Die amerikanischen Stromversorger sind auf dem besten Wege, die traditionellen Grundregeln erfolgreicher Geschäftspolitik über den Haufen zu werfen: Sie wollen weniger von ihrem Produkt absetzen, um mehr zu verdienen. Was zunächst wie ein Aprilscherz anmutet, ist in Wirklichkeit eine der radikalsten Herausforderungen an unternehmerisches Handeln, mit denen die monopolartig strukturierte Versorgungswirtschaft jemals konfrontiert wurde. "Eine über hundertjährige Tradition steht heute zur Disposition", glaubt David Moskovitz, einer der einflußreichsten Berater im Gewerbe.

Den Anstoß für diesen spektakulären Umdenkungsprozeß in einem nicht gerade für seine Kreativität bekannten Schlüsselbereich der Volkswirtschaft gaben mehrere bundesstaatliche Aufsichtsbehörden, deren Aufgabe es eigentlich ist, die Profite der Energieversorgungsunternehmen (EVU) in angemessenen Grenzen zu halten. Sie testen seit nunmehr drei Jahren unterschiedliche Verfahren, mit denen die Stromproduzenten für Einsparprogramme belohnt werden sollen.

Energiesparen lohnt sich

Least cost planning (LCP) heißt das Konzept, das sich sinngemäß mit "integrierte Bedarfsplanung" übersetzen läßt und in mittlerweile achtzehn amerikanischen Bundesstaaten gesetzlich verankert ist. Ein integrierter Bedarfsplan wägt die Möglichkeiten der Stromerzeugung gegen die vielfältigen technischen Einsparmöglichkeiten ab und gibt beispielsweise Aufschluß darüber, ob der Bau eines neuen Kraftwerks (Megawatt) oder aber dessen Vermeidung durch die breite Einführung verbesserter Nutzungstechniken (Negawatt) volkswirtschaftlich gesehen günstiger ist. Er soll – ginge es nach dem Dachverband der amerikanischen Aufsichtsbehörden – für die Versorgungsunternehmen in Zukunft auch der profitabelste sein.

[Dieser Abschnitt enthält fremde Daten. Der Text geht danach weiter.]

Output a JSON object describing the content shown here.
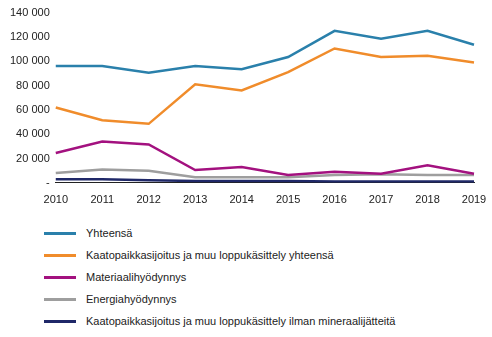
{
  "chart_data": {
    "type": "line",
    "categories": [
      "2010",
      "2011",
      "2012",
      "2013",
      "2014",
      "2015",
      "2016",
      "2017",
      "2018",
      "2019"
    ],
    "series": [
      {
        "name": "Yhteensä",
        "color": "#2a80ab",
        "values": [
          96000,
          96000,
          90500,
          96000,
          93500,
          103500,
          125000,
          118500,
          125000,
          113500
        ]
      },
      {
        "name": "Kaatopaikkasijoitus ja muu loppukäsittely yhteensä",
        "color": "#f08c2b",
        "values": [
          62000,
          51500,
          48500,
          81000,
          76000,
          91000,
          110500,
          103500,
          104500,
          99000
        ]
      },
      {
        "name": "Materiaalihyödynnys",
        "color": "#a3117f",
        "values": [
          24500,
          34000,
          31500,
          10500,
          13000,
          6500,
          9000,
          7500,
          14500,
          7500
        ]
      },
      {
        "name": "Energiahyödynnys",
        "color": "#9e9e9e",
        "values": [
          8000,
          11000,
          10000,
          4500,
          4500,
          4500,
          6500,
          7000,
          6500,
          6500
        ]
      },
      {
        "name": "Kaatopaikkasijoitus ja muu loppukäsittely ilman mineraalijätteitä",
        "color": "#1f2868",
        "values": [
          3000,
          3000,
          2000,
          1500,
          1500,
          1500,
          1000,
          1000,
          1000,
          1000
        ]
      }
    ],
    "ylim": [
      0,
      140000
    ],
    "yticks": [
      {
        "value": 0,
        "label": "-"
      },
      {
        "value": 20000,
        "label": "20 000"
      },
      {
        "value": 40000,
        "label": "40 000"
      },
      {
        "value": 60000,
        "label": "60 000"
      },
      {
        "value": 80000,
        "label": "80 000"
      },
      {
        "value": 100000,
        "label": "100 000"
      },
      {
        "value": 120000,
        "label": "120 000"
      },
      {
        "value": 140000,
        "label": "140 000"
      }
    ],
    "grid": false,
    "legend": "bottom"
  }
}
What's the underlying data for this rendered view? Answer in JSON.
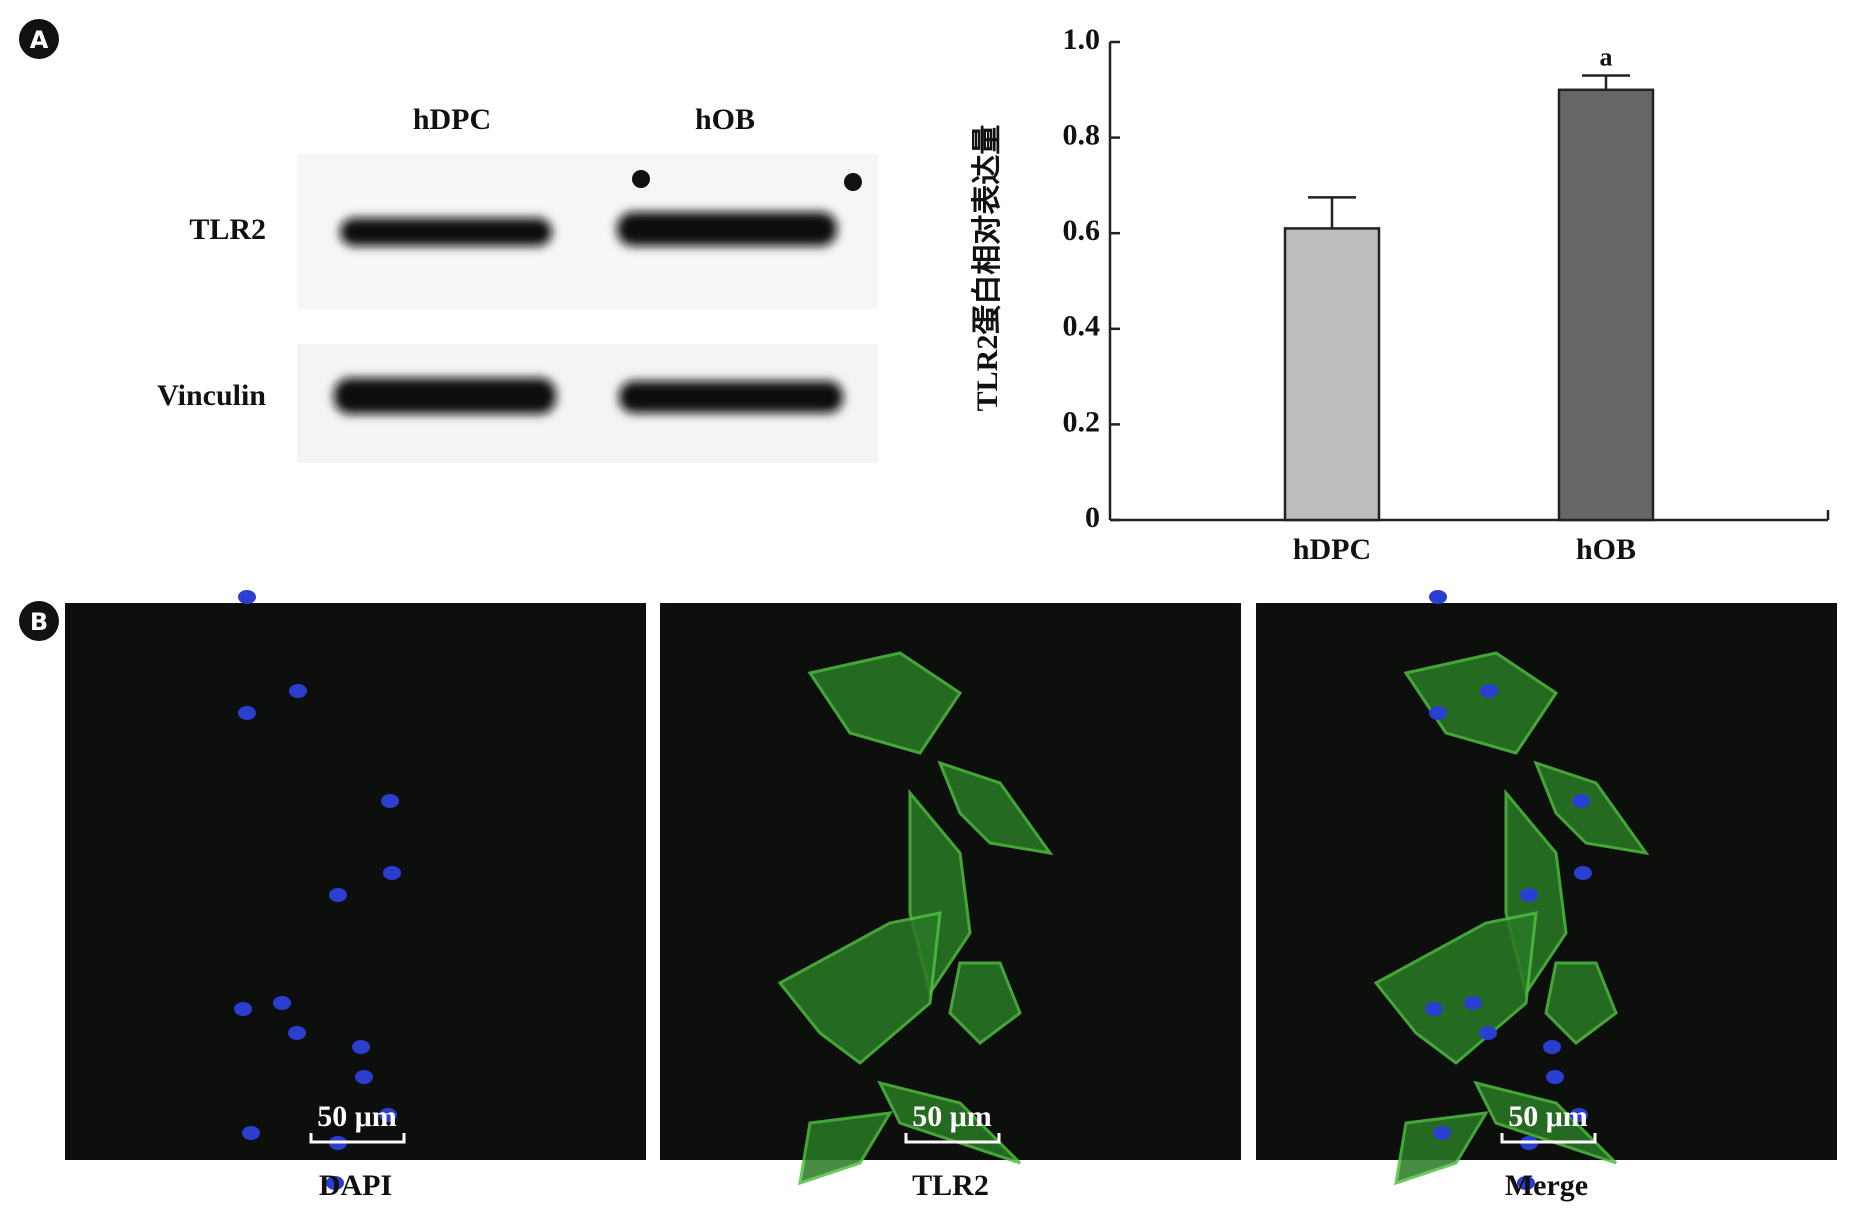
{
  "panels": {
    "a": "A",
    "b": "B"
  },
  "blot": {
    "lanes": [
      "hDPC",
      "hOB"
    ],
    "rows": [
      "TLR2",
      "Vinculin"
    ]
  },
  "chart_data": {
    "type": "bar",
    "ylabel": "TLR2蛋白相对表达量",
    "categories": [
      "hDPC",
      "hOB"
    ],
    "values": [
      0.61,
      0.9
    ],
    "errors": [
      0.065,
      0.03
    ],
    "colors": [
      "#bdbdbd",
      "#666666"
    ],
    "annotation": {
      "text": "a",
      "bar": 1
    },
    "ylim": [
      0,
      1
    ],
    "yticks": [
      0,
      0.2,
      0.4,
      0.6,
      0.8,
      {
        "value": 1,
        "label": "1.0"
      }
    ],
    "grid": false
  },
  "microscopy": {
    "panels": [
      {
        "label": "DAPI",
        "scale_bar": "50 μm"
      },
      {
        "label": "TLR2",
        "scale_bar": "50 μm"
      },
      {
        "label": "Merge",
        "scale_bar": "50 μm"
      }
    ]
  }
}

Das Spektrum der Ansätze, um dieses Ziel zu erreichen, ist groß. So setzen die Aufsichtsbehörden beispielsweise Prämien aus, um die auf Energieeinsparung spezialisierte Unternehmen mit den EVU konkurrieren. Energiesparen wird für die Stromfirmen auch deshalb lohnend, weil die Aufsichtsbehörden es ihnen erlauben, die Preise kräftig anzuheben, wenn sie in Spartechnik investieren. Dadurch verzinsen sich Einsparinvestitionen höher als der Bau neuer Kraftwerke. Den Stromabnehmern schaden die höheren Preise indes nicht: Wegen des verringerten Verbrauchs sinkt ihre Rechnung trotz der höheren Kilowattpreise. Weil es billiger ist, Energie effizient zu nutzen, als Strom zu erzeugen, profitiert überdies die Gesellschaft insgesamt. Wie dieser gesellschaftliche Nutzen aufgeteilt wird, handeln Stromverbraucher und Stromproduzenten untereinander aus.